You know how it is….you get so caught up in yourself that you really almost forget that there are others that are impacted YOUR loss….
I guess that’s not really quite true….of course I worried about my kids. It’s only natural that a mother would. They have been with me through all this…..both of them have been rocks for me. They were worried about me! I’m tough, realistic and a survivor….and really very selfish!
I didn’t see the kids over this last weekend…we were all busy doing our own things. Talked to my daughter on Sunday and she was worried about her sick little cat…..he’d already cost her a lot of money but he was getting better, so that was good….but she sounded very depressed. We didn’t talk about it being Father’s Day. She’s been really strong through all this…she’s been there for me!
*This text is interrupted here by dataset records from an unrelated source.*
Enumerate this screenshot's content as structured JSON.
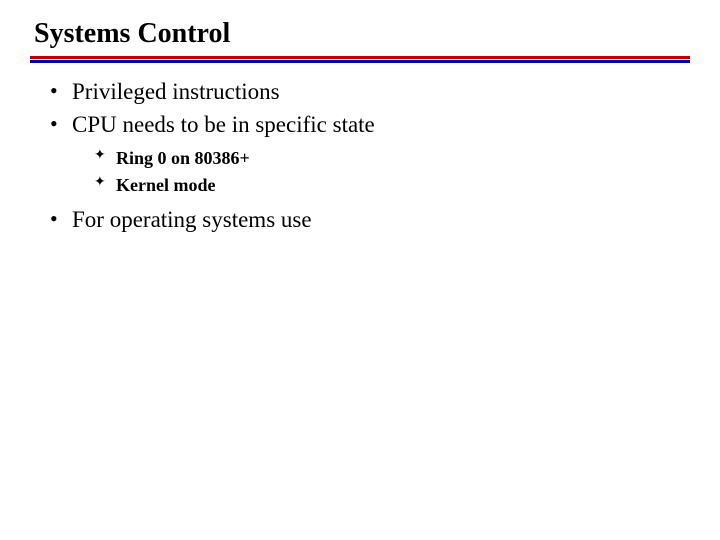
{
  "slide": {
    "title": "Systems Control",
    "bullets": [
      {
        "text": "Privileged instructions"
      },
      {
        "text": "CPU needs to be in specific state"
      },
      {
        "text": "For operating systems use"
      }
    ],
    "sub_bullets": [
      {
        "text": "Ring 0 on 80386+"
      },
      {
        "text": "Kernel mode"
      }
    ]
  }
}
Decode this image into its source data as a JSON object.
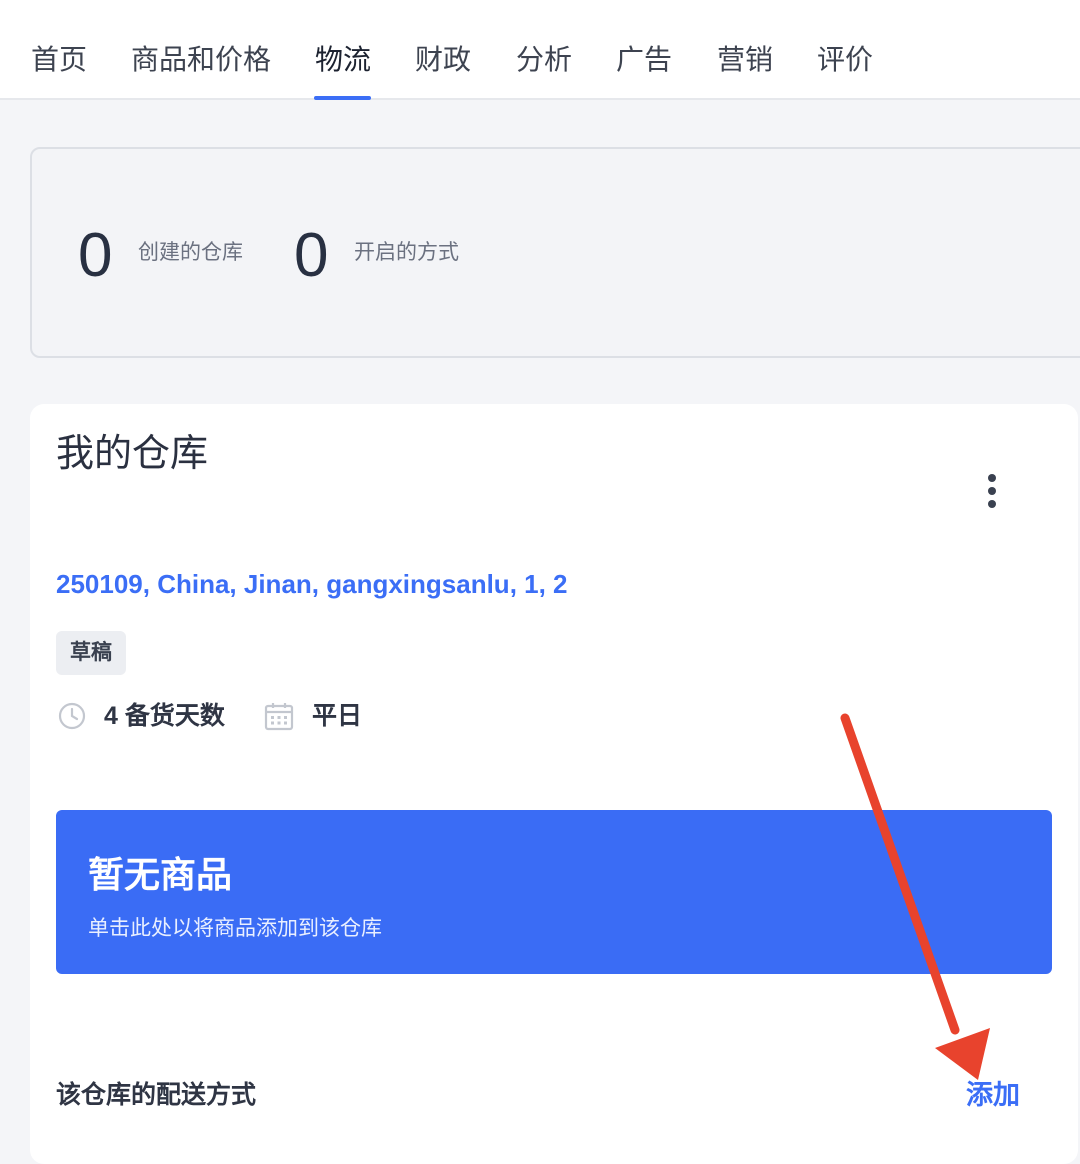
{
  "nav": {
    "tabs": [
      {
        "label": "首页"
      },
      {
        "label": "商品和价格"
      },
      {
        "label": "物流"
      },
      {
        "label": "财政"
      },
      {
        "label": "分析"
      },
      {
        "label": "广告"
      },
      {
        "label": "营销"
      },
      {
        "label": "评价"
      }
    ],
    "active_tab": "物流"
  },
  "stats": {
    "warehouses_count": "0",
    "warehouses_label": "创建的仓库",
    "methods_count": "0",
    "methods_label": "开启的方式"
  },
  "warehouse": {
    "title": "我的仓库",
    "address": "250109, China, Jinan, gangxingsanlu, 1, 2",
    "status_badge": "草稿",
    "prep_days": "4 备货天数",
    "schedule": "平日",
    "empty_title": "暂无商品",
    "empty_subtitle": "单击此处以将商品添加到该仓库",
    "shipping_label": "该仓库的配送方式",
    "add_label": "添加"
  },
  "colors": {
    "accent": "#3b6ef6",
    "banner": "#3a6cf5",
    "annotation_arrow": "#e8432d"
  },
  "icons": [
    "kebab-menu-icon",
    "clock-icon",
    "calendar-icon",
    "annotation-arrow"
  ]
}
Monday night she phoned and was a basket case…..everything in her life just wasn’t going right…the cat, her phone, work….you name it. She ended up bringing her cat over and staying the night. When she got here, she was beside herself, inconsolable…….why did this happen to Dad…why, why, why. Father’s Day had really upset her too and it seemed that every little thing that didn’t go right was one more thing to set her over the edge.
I was glad she came over…she shouldn’t have been alone. We cried and we laughed and we both felt better after.
It’s been almost two months now and I think I’m not the only one that this is all sinking in for…..but because the kids have helped me so much and handled everything so good….I never really thought too much about what was going on in their heads. I know what it’s like to lose a parent…..I’ve lost both.
Our son is strong too……he’s busy with his 3 little kids. They keep him occupied. I know he misses his Dad but he’s busy enough…..it’s probably at night after they’ve gone to bed that he thinks about the things they did or didn’t do…..the didn’t do’s are the hardest to think about…..I know about that!
Over the last couple of months, we’ve talked a lot and cried a lot and we’ve had some good laughs too. I think that’s normal and very healthy for all of us. But I really hadn’t thought too much about THEIR emotions…..I had mine to deal with…..and I had decided it was all about ME now….
Was I being selfish or is this just natural? I know if they were little I definitely would have been much more attentive to their needs….but because they’re adults I thought they could handle all this……and they have but they have their moments too and I need to think about that…..I must remember this!